Endurance exercise initiates a pattern of gene expression that promotes fat oxidation, which in turn improves endurance, body composition, and insulin sensitivity. The signals from exercise that initiate these pathways have not been completely characterized. IL-15 is a cytokine that is up-regulated in skeletal muscle after exercise and correlates with leanness and insulin sensitivity. To determine whether IL-15 can induce any of the metabolic adaptations associated with exercise, substrate metabolism, endurance, and molecular expression patterns were examined in male transgenic mice with constitutively elevated muscle and circulating IL-15 levels. IL-15 transgenic mice ran twice as long as littermate control mice in a run-to-exhaustion trial and preferentially used fat for energy metabolism. Fast muscles in IL-15 transgenic mice exhibited high expression of intracellular mediators of oxidative metabolism that are induced by exercise, including sirtuin 1, peroxisome proliferator-activated receptor (PPAR)-δ, PPAR-γ coactivator-1α, and PPAR-γ coactivator-1ß. Muscle tissue in IL-15 transgenic mice exhibited myosin heavy chain and troponin I mRNA isoform expression patterns indicative of a more oxidative phenotype than controls.

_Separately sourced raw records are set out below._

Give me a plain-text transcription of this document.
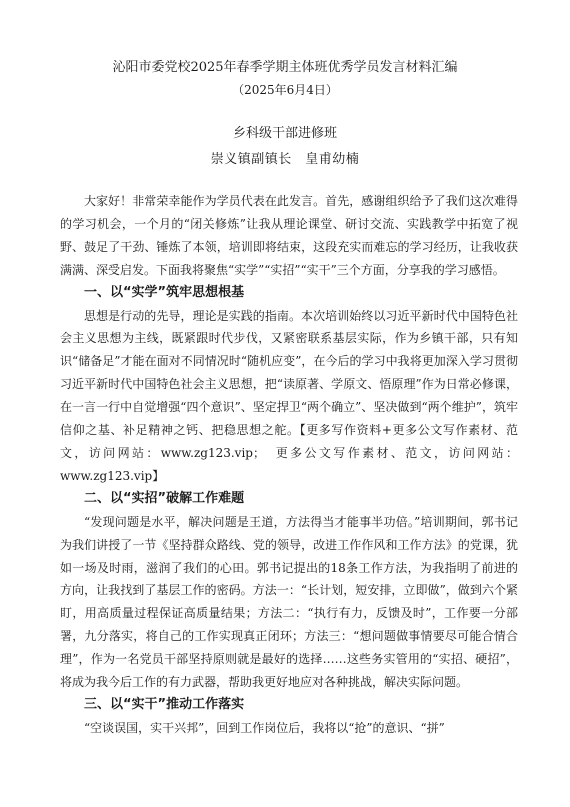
沁阳市委党校2025年春季学期主体班优秀学员发言材料汇编
（2025年6月4日）
乡科级干部进修班
崇义镇副镇长　皇甫幼楠

大家好！非常荣幸能作为学员代表在此发言。首先，感谢组织给予了我们这次难得的学习机会，一个月的“闭关修炼”让我从理论课堂、研讨交流、实践教学中拓宽了视野、鼓足了干劲、锤炼了本领，培训即将结束，这段充实而难忘的学习经历，让我收获满满、深受启发。下面我将聚焦“实学”“实招”“实干”三个方面，分享我的学习感悟。

一、以“实学”筑牢思想根基

思想是行动的先导，理论是实践的指南。本次培训始终以习近平新时代中国特色社会主义思想为主线，既紧跟时代步伐，又紧密联系基层实际，作为乡镇干部，只有知识“储备足”才能在面对不同情况时“随机应变”，在今后的学习中我将更加深入学习贯彻习近平新时代中国特色社会主义思想，把“读原著、学原文、悟原理”作为日常必修课，在一言一行中自觉增强“四个意识”、坚定捍卫“两个确立”、坚决做到“两个维护”，筑牢信仰之基、补足精神之钙、把稳思想之舵。【更多写作资料+更多公文写作素材、范文，访问网站：www.zg123.vip；　更多公文写作素材、范文，访问网站：www.zg123.vip】

二、以“实招”破解工作难题

“发现问题是水平，解决问题是王道，方法得当才能事半功倍。”培训期间，郭书记为我们讲授了一节《坚持群众路线、党的领导，改进工作作风和工作方法》的党课，犹如一场及时雨，滋润了我们的心田。郭书记提出的18条工作方法，为我指明了前进的方向，让我找到了基层工作的密码。方法一：“长计划，短安排，立即做”，做到六个紧盯，用高质量过程保证高质量结果；方法二：“执行有力，反馈及时”，工作要一分部署，九分落实，将自己的工作实现真正闭环；方法三：“想问题做事情要尽可能合情合理”，作为一名党员干部坚持原则就是最好的选择……这些务实管用的“实招、硬招”，将成为我今后工作的有力武器，帮助我更好地应对各种挑战，解决实际问题。

三、以“实干”推动工作落实

“空谈误国，实干兴邦”，回到工作岗位后，我将以“抢”的意识、“拼”
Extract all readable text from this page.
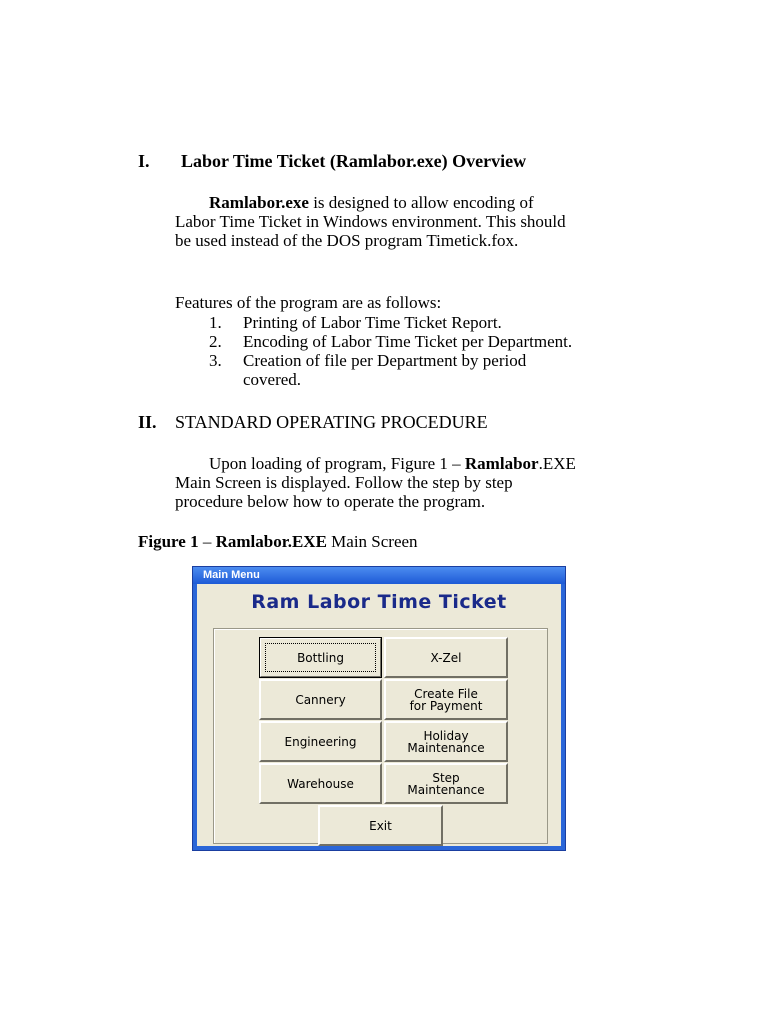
I. Labor Time Ticket (Ramlabor.exe) Overview
Ramlabor.exe is designed to allow encoding of
Labor Time Ticket in Windows environment. This should
be used instead of the DOS program Timetick.fox.
Features of the program are as follows:
1. Printing of Labor Time Ticket Report.
2. Encoding of Labor Time Ticket per Department.
3. Creation of file per Department by period
covered.
II. STANDARD OPERATING PROCEDURE
Upon loading of program, Figure 1 – Ramlabor.EXE
Main Screen is displayed. Follow the step by step
procedure below how to operate the program.
Figure 1 – Ramlabor.EXE Main Screen
Main Menu
Ram Labor Time Ticket
Bottling	X-Zel
Cannery	Create File
for Payment
Engineering	Holiday
Maintenance
Warehouse	Step
Maintenance
Exit
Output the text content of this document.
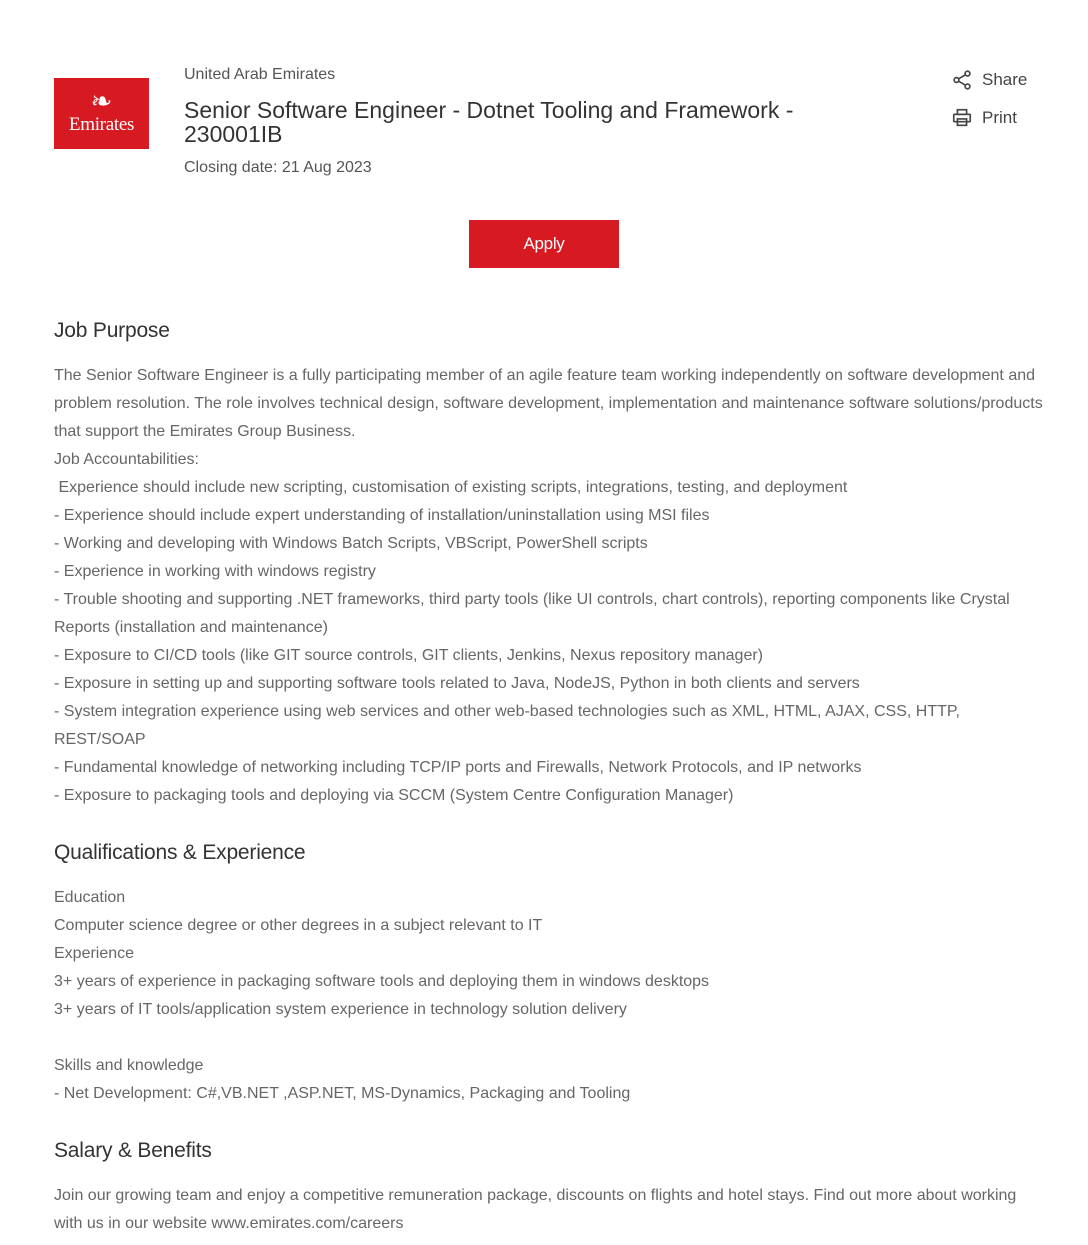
❧
Emirates

United Arab Emirates

Senior Software Engineer - Dotnet Tooling and Framework - 230001IB

Closing date: 21 Aug 2023

Share
Print
Apply
Job Purpose

The Senior Software Engineer is a fully participating member of an agile feature team working independently on software development and problem resolution. The role involves technical design, software development, implementation and maintenance software solutions/products that support the Emirates Group Business.

Job Accountabilities:

Experience should include new scripting, customisation of existing scripts, integrations, testing, and deployment

- Experience should include expert understanding of installation/uninstallation using MSI files

- Working and developing with Windows Batch Scripts, VBScript, PowerShell scripts

- Experience in working with windows registry

- Trouble shooting and supporting .NET frameworks, third party tools (like UI controls, chart controls), reporting components like Crystal Reports (installation and maintenance)

- Exposure to CI/CD tools (like GIT source controls, GIT clients, Jenkins, Nexus repository manager)

- Exposure in setting up and supporting software tools related to Java, NodeJS, Python in both clients and servers

- System integration experience using web services and other web-based technologies such as XML, HTML, AJAX, CSS, HTTP, REST/SOAP

- Fundamental knowledge of networking including TCP/IP ports and Firewalls, Network Protocols, and IP networks

- Exposure to packaging tools and deploying via SCCM (System Centre Configuration Manager)

Qualifications & Experience

Education

Computer science degree or other degrees in a subject relevant to IT

Experience

3+ years of experience in packaging software tools and deploying them in windows desktops

3+ years of IT tools/application system experience in technology solution delivery

Skills and knowledge

- Net Development: C#,VB.NET ,ASP.NET, MS-Dynamics, Packaging and Tooling

Salary & Benefits

Join our growing team and enjoy a competitive remuneration package, discounts on flights and hotel stays. Find out more about working with us in our website www.emirates.com/careers
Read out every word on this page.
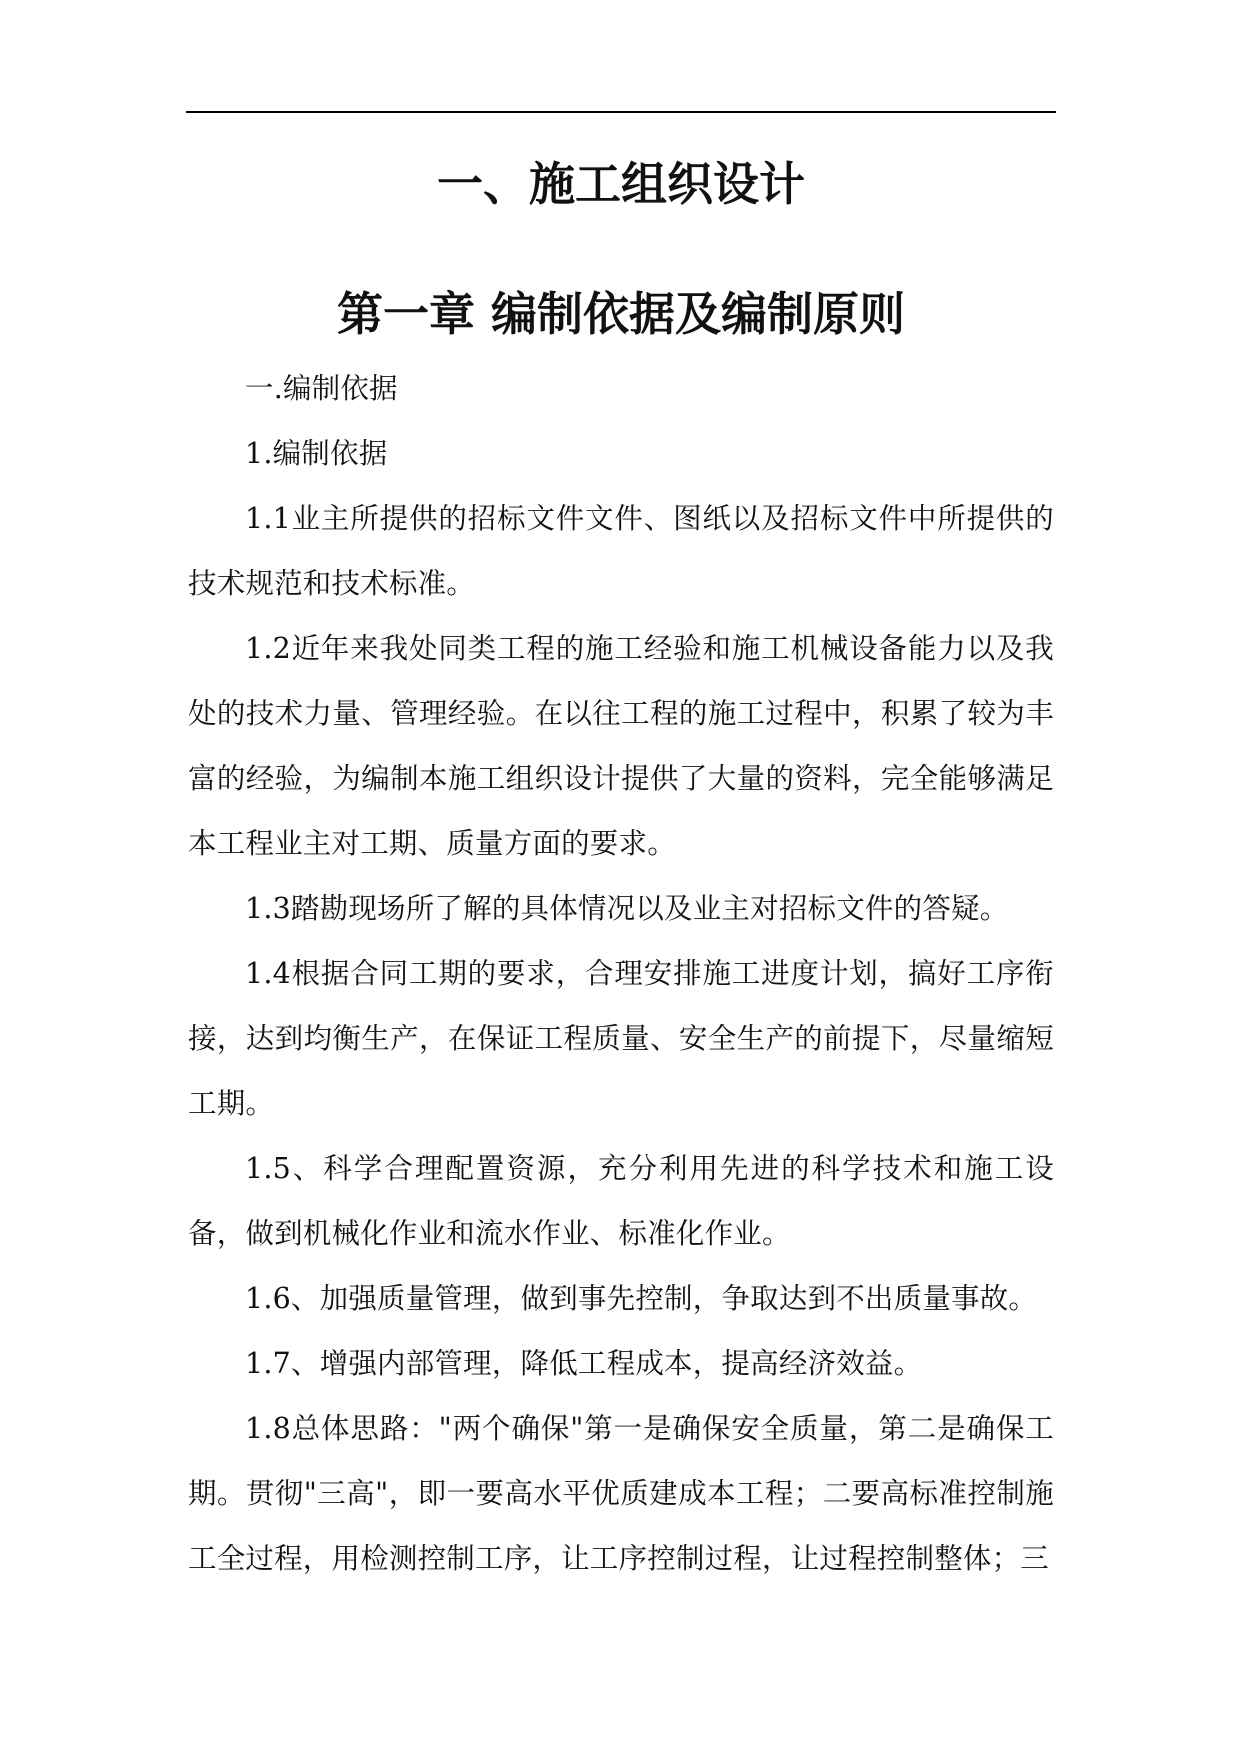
一、施工组织设计
第一章 编制依据及编制原则

一.编制依据

1.编制依据

1.1业主所提供的招标文件文件、图纸以及招标文件中所提供的技术规范和技术标准。

1.2近年来我处同类工程的施工经验和施工机械设备能力以及我处的技术力量、管理经验。在以往工程的施工过程中，积累了较为丰富的经验，为编制本施工组织设计提供了大量的资料，完全能够满足本工程业主对工期、质量方面的要求。

1.3踏勘现场所了解的具体情况以及业主对招标文件的答疑。

1.4根据合同工期的要求，合理安排施工进度计划，搞好工序衔接，达到均衡生产，在保证工程质量、安全生产的前提下，尽量缩短工期。

1.5、科学合理配置资源，充分利用先进的科学技术和施工设备，做到机械化作业和流水作业、标准化作业。

1.6、加强质量管理，做到事先控制，争取达到不出质量事故。

1.7、增强内部管理，降低工程成本，提高经济效益。

1.8总体思路："两个确保"第一是确保安全质量，第二是确保工期。贯彻"三高"，即一要高水平优质建成本工程；二要高标准控制施工全过程，用检测控制工序，让工序控制过程，让过程控制整体；三
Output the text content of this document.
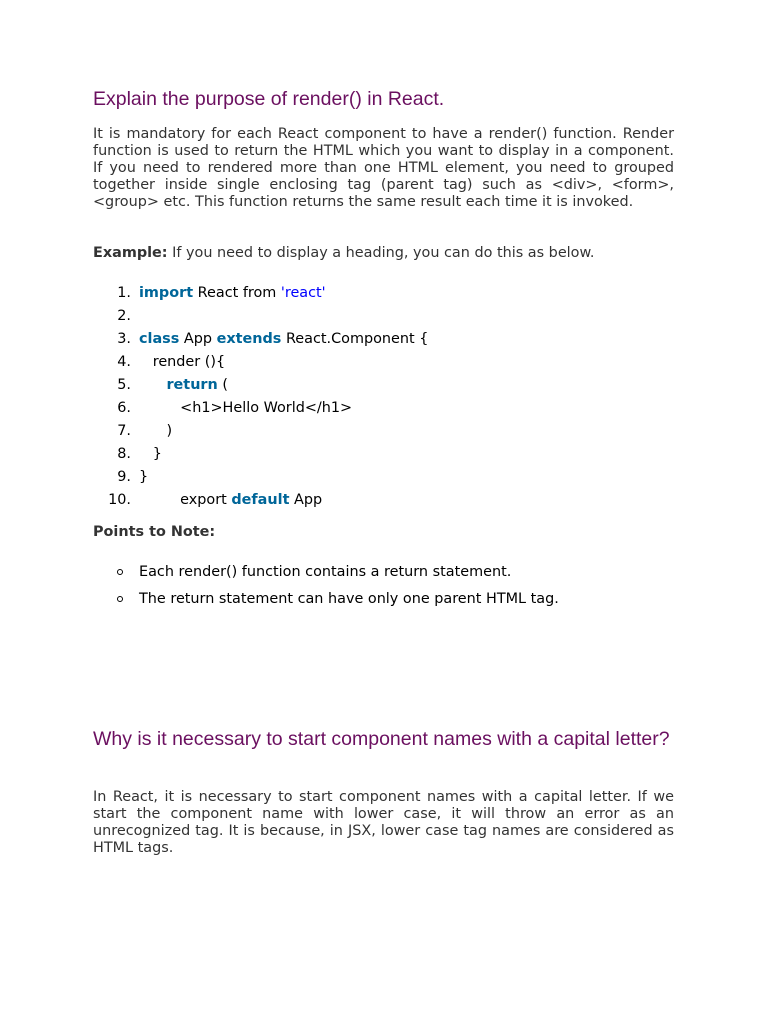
Explain the purpose of render() in React.

It is mandatory for each React component to have a render() function. Render function is used to return the HTML which you want to display in a component. If you need to rendered more than one HTML element, you need to grouped together inside single enclosing tag (parent tag) such as <div>, <form>, <group> etc. This function returns the same result each time it is invoked.

Example: If you need to display a heading, you can do this as below.

1. import React from 'react'
2.
3. class App extends React.Component {
4. render (){
5.	return (
6. <h1>Hello World</h1>
7. )
8. }
9. }
10. export default App
Points to Note:
Each render() function contains a return statement.
The return statement can have only one parent HTML tag.
Why is it necessary to start component names with a capital letter?

In React, it is necessary to start component names with a capital letter. If we start the component name with lower case, it will throw an error as an unrecognized tag. It is because, in JSX, lower case tag names are considered as HTML tags.
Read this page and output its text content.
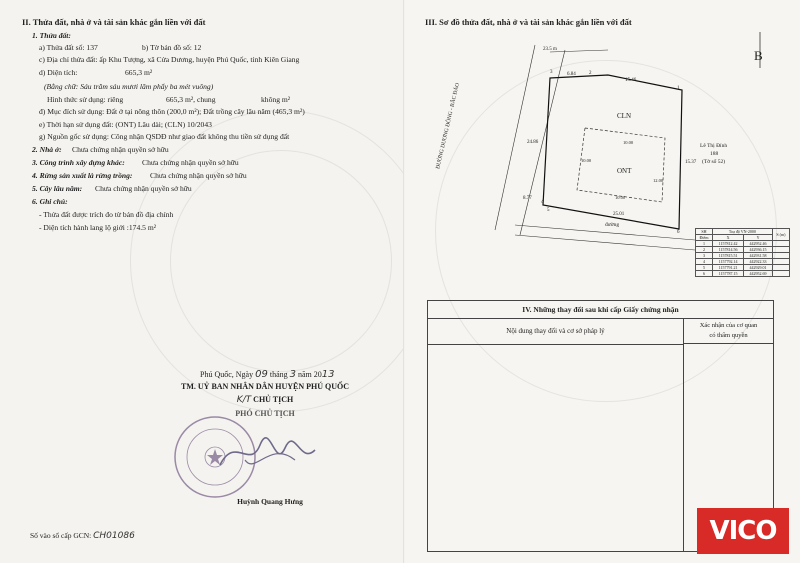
II. Thửa đất, nhà ở và tài sản khác gắn liền với đất
1. Thửa đất:
a) Thửa đất số: 137	b) Tờ bản đồ số: 12
c) Địa chỉ thửa đất: ấp Khu Tượng, xã Cửa Dương, huyện Phú Quốc, tỉnh Kiên Giang
d) Diện tích:	665,3 m²
(Bằng chữ: Sáu trăm sáu mươi lăm phẩy ba mét vuông)
Hình thức sử dụng: riêng	665,3 m², chung	không m²
đ) Mục đích sử dụng: Đất ở tại nông thôn (200,0 m²); Đất trồng cây lâu năm (465,3 m²)
e) Thời hạn sử dụng đất: (ONT) Lâu dài; (CLN) 10/2043
g) Nguồn gốc sử dụng: Công nhận QSDĐ như giao đất không thu tiền sử dụng đất
2. Nhà ở: Chưa chứng nhận quyền sở hữu
3. Công trình xây dựng khác: Chưa chứng nhận quyền sở hữu
4. Rừng sản xuất là rừng trồng: Chưa chứng nhận quyền sở hữu
5. Cây lâu năm: Chưa chứng nhận quyền sở hữu
6. Ghi chú:
- Thửa đất được trích đo từ bản đồ địa chính
- Diện tích hành lang lộ giới :174.5 m²
Phú Quốc, Ngày 09 tháng 3 năm 2013
TM. UỶ BAN NHÂN DÂN HUYỆN PHÚ QUỐC
K/T CHỦ TỊCH
PHÓ CHỦ TỊCH
Huỳnh Quang Hưng
Số vào sổ cấp GCN: CH01086
III. Sơ đồ thửa đất, nhà ở và tài sản khác gắn liền với đất
B
ĐƯỜNG DƯƠNG ĐÔNG - BẮC ĐẢO
đường
CLN
ONT
Lê Thị Đính
188
(Tờ số 52)
23.5 m
6.84
15.46
24.86
15.37
25.01
8.77
10.00
10.00
12.00
10.00
1
2
3
4
5
6	SH	Toạ độ VN-2000		S (m)
Điểm	X	Y	
1	1157812.42	442952.46	
2	1157814.56	442936.15	
3	1157815.51	442931.58	
4	1157792.14	442922.33	
5	1157791.21	442929.01	
6	1157787.15	442952.69	
IV. Những thay đổi sau khi cấp Giấy chứng nhận
Nội dung thay đổi và cơ sở pháp lý
Xác nhận của cơ quan
có thẩm quyền
VICO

These findings support a role for IL-15 in induction of exercise endurance, oxidative metabolism, and skeletal muscle molecular adaptations induced by physical training.

Overexpression of interleukin-15 in mice promotes resistance to diet-induced obesity, increased insulin sensitivity, and markers of oxidative skeletal muscle metabolism.

Interleukin-15 (IL-15) is a cytokine that is highly expressed in skeletal muscle. In addition to its well-characterized effects on innate immunity, IL-15 has been proposed to modulate skeletal muscle and adipose tissue mass, as well as insulin sensitivity. In the present study, an IL-15 gain-of-function model, transgenic mice with skeletal muscle-specific oversecretion of IL-15 (IL-15 Tg mice), was utilized to test the hypotheses that IL-15 promotes insulin sensitivity and resistance to diet-induced obesity (DIO) by increasing circulating adiponectin levels, and that IL-15 regulates skeletal muscle metabolism without inducing overt muscle hypertrophy. Compared to closely related control mice, IL-15 Tg mice exhibited lower total body fat following high-fat feeding, lower intra-abdominal fat following both low- and high-fat feeding, and greater insulin sensitivity. However, this was not accompanied by increased total or high molecular weight serum adiponectin levels in IL-15 Tg mice. While overall lean body mass did not differ, IL-15 Tg mice exhibited increased mass of the oxidative soleus muscle, and increased expression of mRNA encoding the slow isoform of troponin I (TnnI 1) in the predominately glycolytic extensor digitorum longus muscle. Skeletal muscle tissue from IL-15 Tg mice also exhibited alterations in the expression of several genes associated with fatty acid metabolism, such as SIRT1, SIRT4, and uncoupling protein 2 (UCP2). These findings suggest changes in oxidative metabolism, rather than induction of adiponectin expression, appear to be responsible for the DIO-resistant and more insulin-sensitive phenotype of IL-15 Tg mice.